NYPA to lead offshore wind study; LIPA will also have role

A memorandum of understanding has been signed by New York power agencies and partners to conduct a study of successful offshore wind transmission models, with a specific focus on large-scale European projects, New York Gov. Andrew Cuomo said on Aug. 8.

The New York Power Authority will lead the study and a number of parties including the Long Island Power Authority will collaborate with NYPA on the initial phase of the research.

Input gained from the study will help determine the optimal infrastructure required to support offshore wind targets set by the governor.

Earlier this year, Cuomo announced the New York State Offshore Wind Master Plan, which will guide the state in the development of 2,400 megawatts of offshore wind by 2030. The plan describes the conditions needed for the state to achieve its offshore wind target and indicates the need for future technical studies and analyses to advance the most cost-effective and responsible development.

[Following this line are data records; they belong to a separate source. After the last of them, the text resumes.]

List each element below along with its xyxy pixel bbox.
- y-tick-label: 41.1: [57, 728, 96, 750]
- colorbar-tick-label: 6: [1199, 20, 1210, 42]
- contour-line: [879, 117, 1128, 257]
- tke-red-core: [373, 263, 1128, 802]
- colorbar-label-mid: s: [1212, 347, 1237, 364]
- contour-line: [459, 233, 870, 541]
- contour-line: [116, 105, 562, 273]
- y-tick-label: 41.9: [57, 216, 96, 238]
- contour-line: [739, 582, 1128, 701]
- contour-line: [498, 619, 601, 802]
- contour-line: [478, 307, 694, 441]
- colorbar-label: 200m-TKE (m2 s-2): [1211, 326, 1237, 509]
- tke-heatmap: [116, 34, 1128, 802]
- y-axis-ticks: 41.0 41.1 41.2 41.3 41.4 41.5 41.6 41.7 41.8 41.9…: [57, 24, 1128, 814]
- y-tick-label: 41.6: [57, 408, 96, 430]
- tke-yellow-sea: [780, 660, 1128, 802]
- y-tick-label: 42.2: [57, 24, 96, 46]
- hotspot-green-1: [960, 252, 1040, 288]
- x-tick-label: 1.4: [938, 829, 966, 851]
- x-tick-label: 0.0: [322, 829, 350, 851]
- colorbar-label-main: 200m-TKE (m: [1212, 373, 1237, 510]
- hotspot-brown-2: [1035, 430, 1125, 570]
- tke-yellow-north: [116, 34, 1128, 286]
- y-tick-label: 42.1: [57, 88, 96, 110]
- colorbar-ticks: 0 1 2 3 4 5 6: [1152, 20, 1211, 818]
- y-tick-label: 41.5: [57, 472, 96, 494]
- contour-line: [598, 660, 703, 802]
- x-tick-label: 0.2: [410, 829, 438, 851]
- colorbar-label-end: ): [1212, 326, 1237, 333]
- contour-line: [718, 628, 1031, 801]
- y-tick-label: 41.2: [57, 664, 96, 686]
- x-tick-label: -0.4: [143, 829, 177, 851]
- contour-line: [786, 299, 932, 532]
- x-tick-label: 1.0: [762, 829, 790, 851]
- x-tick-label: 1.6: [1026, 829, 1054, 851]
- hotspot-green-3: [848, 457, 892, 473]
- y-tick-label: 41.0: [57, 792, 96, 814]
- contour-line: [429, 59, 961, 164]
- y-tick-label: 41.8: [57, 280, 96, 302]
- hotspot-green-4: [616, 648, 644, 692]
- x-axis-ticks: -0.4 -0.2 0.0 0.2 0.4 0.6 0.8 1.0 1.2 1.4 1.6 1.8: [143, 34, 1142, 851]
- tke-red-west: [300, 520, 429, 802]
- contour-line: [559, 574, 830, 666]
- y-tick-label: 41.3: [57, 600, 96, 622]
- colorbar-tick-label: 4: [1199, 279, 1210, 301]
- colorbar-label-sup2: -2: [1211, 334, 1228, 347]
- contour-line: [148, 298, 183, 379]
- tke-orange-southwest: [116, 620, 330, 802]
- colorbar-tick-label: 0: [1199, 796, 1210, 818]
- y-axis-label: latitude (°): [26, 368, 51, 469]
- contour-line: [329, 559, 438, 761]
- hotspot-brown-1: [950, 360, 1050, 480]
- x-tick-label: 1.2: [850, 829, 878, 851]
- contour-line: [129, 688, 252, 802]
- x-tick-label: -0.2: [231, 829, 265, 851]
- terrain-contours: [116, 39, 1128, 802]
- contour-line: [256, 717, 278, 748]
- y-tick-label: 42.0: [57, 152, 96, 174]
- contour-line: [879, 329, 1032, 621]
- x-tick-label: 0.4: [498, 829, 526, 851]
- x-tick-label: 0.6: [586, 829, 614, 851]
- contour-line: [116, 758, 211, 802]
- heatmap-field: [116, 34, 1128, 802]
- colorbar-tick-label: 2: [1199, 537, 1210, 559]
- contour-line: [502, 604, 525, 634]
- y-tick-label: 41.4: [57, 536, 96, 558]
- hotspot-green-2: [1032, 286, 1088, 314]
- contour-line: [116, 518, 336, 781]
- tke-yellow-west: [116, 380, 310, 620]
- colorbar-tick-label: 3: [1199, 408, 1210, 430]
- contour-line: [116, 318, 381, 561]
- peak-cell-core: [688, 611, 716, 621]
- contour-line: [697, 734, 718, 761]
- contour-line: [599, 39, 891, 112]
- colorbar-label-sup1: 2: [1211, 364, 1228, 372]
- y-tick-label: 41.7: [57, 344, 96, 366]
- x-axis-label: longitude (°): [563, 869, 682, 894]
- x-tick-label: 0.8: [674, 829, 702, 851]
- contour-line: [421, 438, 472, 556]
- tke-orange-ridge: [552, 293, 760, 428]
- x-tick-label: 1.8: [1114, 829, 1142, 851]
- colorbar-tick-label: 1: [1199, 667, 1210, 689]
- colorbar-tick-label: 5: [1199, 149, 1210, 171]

Cuomo’s office said the findings of the study will be timely as the state looks at transmission costs which the master plan estimates could comprise 30 percent of total costs of an offshore wind development.

Particular attention will be given in the study to the physical design, including radial and network connections and interconnections between the projects and to the respective onshore transmission systems as well as development and rate structures.

It will also focus on the ownership structures, business models and financing approaches used in each jurisdiction, as well as the regulatory approaches governing transmission development and cost recovery.

Results of the study “will enable New York State and offshore wind developers to implement these major clean energy projects in an informed, cost-effective manner, thereby reducing ratepayer costs and moving the state even further along in its goal of obtaining 50 percent of its electricity from renewables by 2030,” Cuomo’s office said in a news release.

The study will focus on European infrastructure design, best practices in connecting wind-generated power to transmission networks and the overall power grid and successes in reducing the cost of delivering wind energy to customers and consumers.

The New York Independent System Operator, Con Edison, the New York State Energy Research and Development Authority and LIPA will collaborate with NYPA on the initial phase of the research. The study will look to learn from the different transmission and interconnection models currently used in Europe, which currently utilizes advanced wind energy technologies.

"We'll look at the experiences, conclusions and recommendations of others to determine what New York should consider in developing offshore wind transmission,” said Gil Quiniones, NYPA's president and CEO. “We want to distill the most important lessons learned from European development and consider the possible implications for New York State."

"This collaboration is an important step to building a sustainable wind energy industry on Long Island and in New York,” said Tom Falcone, LIPA CEO. “Further research can grow an offshore wind industry that creates jobs, brings costs down and reduces our reliance on fossil fuels."

In January 2017, LIPA's Board of Trustees voted to approve the first offshore wind farm in New York. The LIPA board approved of the South Fork Wind Farm, a 90-MW development that is 30 miles southeast of Montauk.

PSC authorized solicitations

In July, the New York Public Service Commission authorized NYSERDA, in consultation with NYPA and LIPA, to issue Phase 1 solicitations in 2018 and 2019 for approximately 800 MW of offshore wind.

The PSC also required NYSERDA to take immediate steps to study transmission solutions for Phase 2 and beyond to consider the longer-term configurations for cost-effective transmission of offshore wind, and the various options for ownership and planning processes.

The study will inform the state on how to potentially apply learnings from Europe to New York for its Phase 2 procurements.

 Results of the study are expected this fall.